The Vietnam War is known to some as the “forgotten war” but the Honor Flight helps show Vietnam Veterans that they are not forgotten and gives them the warm welcoming they didn’t receive when they first came back from Vietnam.
Clarence Mueller, of Black Creek, said he didn’t hear the negative comments when he came back from Vietnam but he can imagine what others went through.
“When I came back, I came back on a stretcher,” Mueller said. “I didn’t hear people calling me ‘baby killer,’ but can picture how it went.”
Lee Rihm, of Menasha (formerly of Seymour), said that even after he got back from Vietnam he was reminded of the war every day at home.
“The country was divided after I got our of service,” Rihm said. “The war was brought to our supper table every night until our troops were leaving [Vietnam].”
Both Mueller and Rihm along with Jerry Englebert were among the veterans that took part in the honor flight. The flight left Oshkosh at 6:30 a.m. on July 27 and made its way to Washington D.C. Once the plane landed in D.C. the veterans were met by many people.
“As we disembarked from plane, met by large group of people, quite a big crowd,” Rihm said of their welcome to Washington D.C.
Once the veterans were off the plane, they boarded buses and made their way to the Lincoln Memorial to take pictures. After the visit to the Lincoln Memorial Rihm said they crossed the street and went to see the Vietnam Wall. Rihm said they were each given a white carnation to place wherever they wanted at the Wall.
Visiting the Vietnam Wall came with mixed emotions.
“In a way it was depressing, in a way it was nice,” Mueller said about seeing the Wall. “Were probably names of people on there I knew.”
Mueller said they went to the Smithsonian Museum of American History after the Vietnam Wall and then they went to Arlington National Cemetery.
“We went to Arlington for changing of the guard,” Rihm said. “That’s a very somber ceremony.”
During the changing of the guard, Mueller said each of the 21 steps the guard takes represents something significant to 21 (like 21 gun salute).
After the veterans finished touring Washington D.C. they boarded the plane and started their journey back to Oshkosh. Once arriving in Oshkosh the veterans were met by many people.
“I was overwhelmed when I got off plane,” Rihm said. “People on left side, right side and forward and army band. [It was] four to five people deep on all sides. People wanted to shake your hand and say thank you for your service.”
Rihm said the honor’s flight is a way to help veteran’s cope and heal from all they went through in Vietnam.
“It’s a wonderful organization, this honor’s flight,” Rihm said. “The veterans are so thankful for this organization.

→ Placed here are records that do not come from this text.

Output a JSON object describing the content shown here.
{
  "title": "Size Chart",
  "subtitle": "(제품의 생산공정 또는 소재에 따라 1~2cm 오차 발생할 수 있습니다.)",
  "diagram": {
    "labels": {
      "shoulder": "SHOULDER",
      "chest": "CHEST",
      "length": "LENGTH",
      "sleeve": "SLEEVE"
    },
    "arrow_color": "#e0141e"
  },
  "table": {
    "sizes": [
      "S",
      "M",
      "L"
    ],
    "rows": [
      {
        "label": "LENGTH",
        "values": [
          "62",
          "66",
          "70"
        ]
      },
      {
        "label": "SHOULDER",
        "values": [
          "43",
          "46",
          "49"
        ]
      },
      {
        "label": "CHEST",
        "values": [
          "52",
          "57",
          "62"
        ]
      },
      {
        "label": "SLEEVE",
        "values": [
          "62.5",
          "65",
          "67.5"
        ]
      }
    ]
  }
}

It’s part of the healing process.”
The honor’s flight experience is one that may take some veterans longer to come to terms with everything they experienced.
“It hasn’t sunk in yet,” Mueller said about his honor flight experience. “It may have provided some closure.”
The entire experience though, Mueller said was definitely worth it.
“Anyone who has chance to go on it I would advise them to,” Mueller said. “They won’t regret it.”